Jewett shares stories from a Kaiser Health News investigation that reveal what she calls a “troubling legacy of laxity” in which some centers that received a gold seal from overseers were subsequently found to be grossly negligent by the medical board and other state agencies.

The stories will give you goosebumps (not the good kind) and leave you asking a question we often pose: “Who’s watching the watchdogs?”

Read More:  NYC spends an obscene amount on engagement rings

Kathlyn Stone | Associate Editor

More and More, New Drugs Clear the FDA With ‘Accelerated Approval  • by Abigail Fagan & Mark Kaufman • Undark

Kathlyn Stone

Some days it’s hard not to be pessimistic. We know there will soon be another mass shooting. The only questions are — where and when? We also know that climate change will bring more storms and floods to damage our coasts.

Another certainty is that some patients will be harmed by rapid approval of a drug under the FDA’s fast track program. Are the benefits of those accelerated drug approvals worth the harms that we know will occur?

In their article for Undark magazine authors Fagan and Kaufman give us a rundown of why Americans are at risk from the FDA’s addiction to accelerated drug approvals, and examples of where the fast-track approvals have had an undesirable effect. They also explore whether the benefits of fast-tracked drugs are as meaningful as they are portrayed to be.  

At his confirmation hearing last year FDA commissioner Scott Gottlieb gave us insight into how he’d run the agency. All signs were that he’d adopt and expand on the ‘faster approvals are better approvals’ mantra embraced by his predecessor Margaret Hamburg. As the article points out, Gottlieb at his hearing “rejected the idea that speeding up drug approvals would compromise their safety, calling it a “false dichotomy that it all boils down to a choice between speed and safety.”’
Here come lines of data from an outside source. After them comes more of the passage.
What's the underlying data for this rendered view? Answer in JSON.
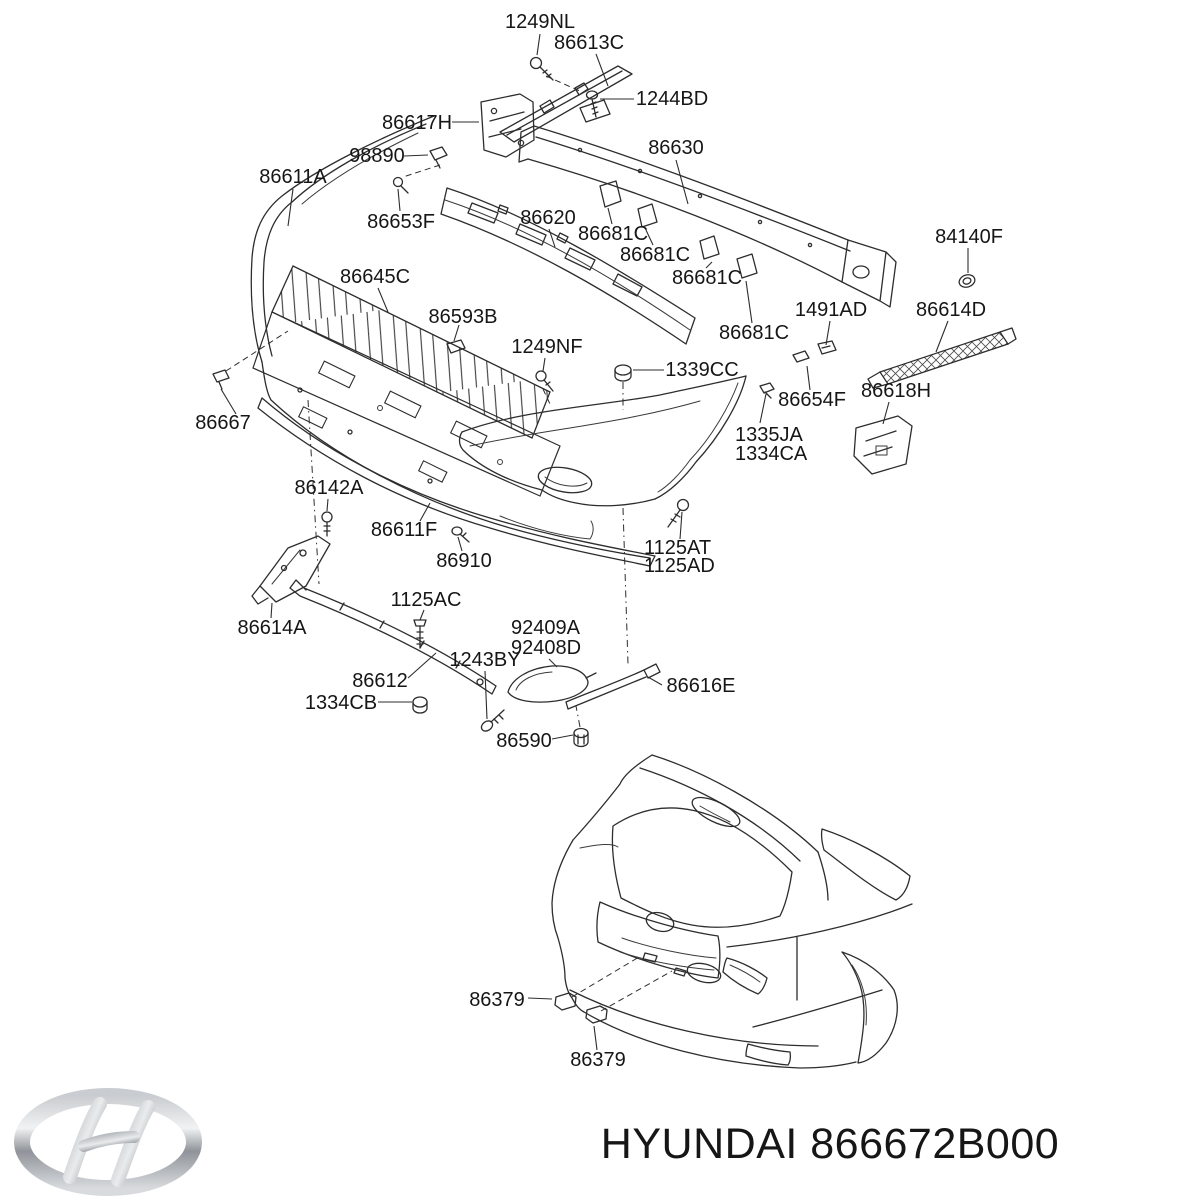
{
  "document": {
    "type": "parts-catalog-exploded-diagram",
    "footer": {
      "text": "HYUNDAI 866672B000"
    },
    "brand": {
      "logo_icon": "hyundai-logo"
    },
    "line_color": "#2d2d2d",
    "background_color": "#ffffff"
  },
  "diagram": {
    "labels": [
      "1249NL",
      "86613C",
      "1244BD",
      "86617H",
      "86630",
      "98890",
      "86611A",
      "86653F",
      "86620",
      "86681C",
      "86681C",
      "86681C",
      "86681C",
      "1491AD",
      "84140F",
      "86614D",
      "1339CC",
      "86654F",
      "86618H",
      "1249NF",
      "86667",
      "1335JA",
      "1334CA",
      "86142A",
      "86611F",
      "86910",
      "1125AT",
      "1125AD",
      "86614A",
      "1125AC",
      "92409A",
      "92408D",
      "1243BY",
      "86612",
      "1334CB",
      "86590",
      "86616E",
      "86379",
      "86379",
      "86645C",
      "86593B"
    ]
  }
}
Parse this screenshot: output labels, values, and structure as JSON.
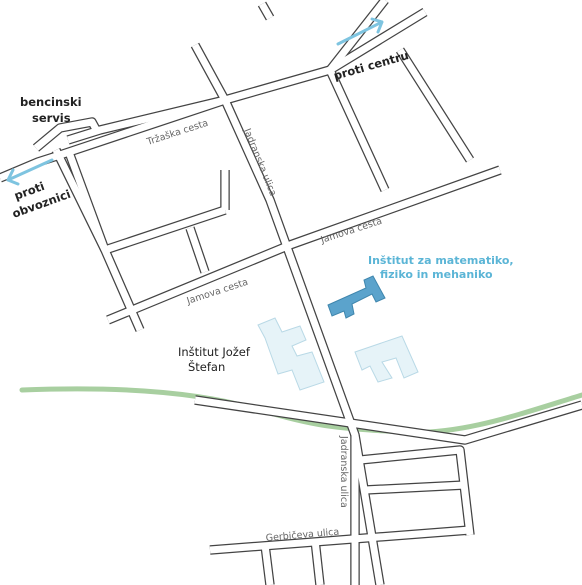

Fagan and Kaufman provide compelling evidence that the tradeoffs involved between speed and safety are real, and that we ignore them at our peril.

Read More:  Beyond the exam room: How data privacy builds patient trust

Please Note: These stories have not been subject to our rigorous, 10-criteria systematic review for accuracy, balance, and completeness. Rather, they represent pieces of health care journalism and opinion writing that members of our staff found compelling and wanted to share with others.

5-Star Friday is a regular feature on HealthNewsReview.org. You can find a list of previous installments HERE.